There is evidence that EQ-5D-3L is a valid measure for assessing depression and to some extent anxiety [8] but its correlation with other mental health measures was small to medium (− 0.2 to − 0.49) [25]. The newer version of the EQ-5D, the EQ-5D-5L [14], was developed with an increased number of severity levels from 3 to 5 to address concerns with sensitivity especially at the mild end. EQ-5D-5L may therefore be better suited for assessing patients with anxiety and depression than EQ-5D-3L. However, medium strength correlations (− 0.39 to − 0.41) have also been reported between EQ-5D-5L and PHQ-9 and GAD-7 in patients who have anxiety and depression which may indicate that increasing the number of severity levels does not necessarily increase convergent validity [26]. Mapping algorithms have been developed to the EQ-5D-5L based on the US value set as well as when scored based on mapping to the EQ-5D-3L UK value set [13]. This current study has the advantage of mapping directly to the EQ-5D-3L UK values.

Strengths and limitations

The mapping was undertaken using methods that were designed to address the specific nature of EQ-5D data and selection of models was based on the latest mapping guidance [9, 24]. Trial data from different trials was combined, increasing the sample size and the population in which the mapping algorithms are fitted. The CASPER trials [15, 16] included just older people but combining these with the REEACT [17, 18] trials ensures that potential users are not restricted from using the mapping algorithms due to differences in ages of the populations where they want to apply the results.

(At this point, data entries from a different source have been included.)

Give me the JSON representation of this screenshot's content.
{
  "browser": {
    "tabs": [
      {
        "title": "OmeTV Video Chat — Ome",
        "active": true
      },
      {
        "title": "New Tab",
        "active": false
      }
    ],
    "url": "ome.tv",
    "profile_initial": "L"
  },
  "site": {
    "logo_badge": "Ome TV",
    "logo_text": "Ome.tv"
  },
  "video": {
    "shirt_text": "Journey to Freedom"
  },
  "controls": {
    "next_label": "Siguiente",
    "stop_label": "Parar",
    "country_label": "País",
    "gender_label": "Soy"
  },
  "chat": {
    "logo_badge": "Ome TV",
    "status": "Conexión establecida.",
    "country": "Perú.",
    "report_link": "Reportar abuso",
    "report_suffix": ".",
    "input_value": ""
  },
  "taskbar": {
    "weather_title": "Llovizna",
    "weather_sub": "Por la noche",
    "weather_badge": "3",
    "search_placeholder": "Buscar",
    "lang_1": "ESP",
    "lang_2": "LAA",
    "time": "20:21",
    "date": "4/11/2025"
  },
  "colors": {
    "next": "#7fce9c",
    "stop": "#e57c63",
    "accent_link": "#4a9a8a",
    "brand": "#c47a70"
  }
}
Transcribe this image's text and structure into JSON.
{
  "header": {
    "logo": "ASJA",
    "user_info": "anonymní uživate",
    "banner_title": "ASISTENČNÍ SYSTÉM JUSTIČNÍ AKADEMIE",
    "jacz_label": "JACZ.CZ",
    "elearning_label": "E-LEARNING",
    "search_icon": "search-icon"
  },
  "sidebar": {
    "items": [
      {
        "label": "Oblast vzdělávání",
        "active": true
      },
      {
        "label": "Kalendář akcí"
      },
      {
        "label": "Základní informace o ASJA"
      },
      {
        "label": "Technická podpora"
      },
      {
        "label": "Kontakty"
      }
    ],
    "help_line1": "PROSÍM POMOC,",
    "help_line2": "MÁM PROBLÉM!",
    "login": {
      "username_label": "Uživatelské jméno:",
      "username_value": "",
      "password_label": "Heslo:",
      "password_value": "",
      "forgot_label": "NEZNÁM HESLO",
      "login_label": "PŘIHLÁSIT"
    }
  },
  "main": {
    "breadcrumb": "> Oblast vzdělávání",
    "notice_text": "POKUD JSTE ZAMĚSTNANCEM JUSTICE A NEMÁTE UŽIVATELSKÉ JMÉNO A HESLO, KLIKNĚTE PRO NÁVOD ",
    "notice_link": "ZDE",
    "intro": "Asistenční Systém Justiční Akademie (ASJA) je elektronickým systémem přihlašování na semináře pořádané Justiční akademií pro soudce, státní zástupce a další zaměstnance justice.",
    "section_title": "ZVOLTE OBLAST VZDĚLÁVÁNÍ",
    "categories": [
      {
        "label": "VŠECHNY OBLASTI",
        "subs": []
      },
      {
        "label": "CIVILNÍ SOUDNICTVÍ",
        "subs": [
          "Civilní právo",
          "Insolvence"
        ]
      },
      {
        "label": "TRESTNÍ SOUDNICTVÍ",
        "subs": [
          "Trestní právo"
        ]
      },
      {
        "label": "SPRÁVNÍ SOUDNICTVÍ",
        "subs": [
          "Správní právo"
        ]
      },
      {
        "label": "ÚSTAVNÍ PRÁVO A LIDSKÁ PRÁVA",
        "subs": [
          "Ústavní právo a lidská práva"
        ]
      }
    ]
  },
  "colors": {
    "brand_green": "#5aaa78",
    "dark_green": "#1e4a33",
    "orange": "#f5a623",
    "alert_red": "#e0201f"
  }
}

However, EQ-5D-3L utilities were estimated rather than the newer EQ-5D-5L. EQ-5D-3L has been used in previous trials and continues to be the recommended utilities in England and Wales [1] therefore the mapping results are useful in this context. Despite these strengths, there were limitations associated with mapping as there are always differences between predicted and observed values. Furthermore, although it is useful to map using specific measures that are used in trials such as the PHQ-9 and the GAD-7, the narrow focus of these measures means that other aspects of broader HRQoL may not be fully reflected in the estimated utilities [2]. It is therefore always preferable to collect data directly from patients where possible.

Conclusion

Recommended mapping methods have been used to generate results that allow the estimation of EQ-5D-3L utilities from PHQ-9 and GAD-7 scores where EQ-5D-3L is not available. Users can predict utilities from either or both the clinical measures using the look up table that we have provided.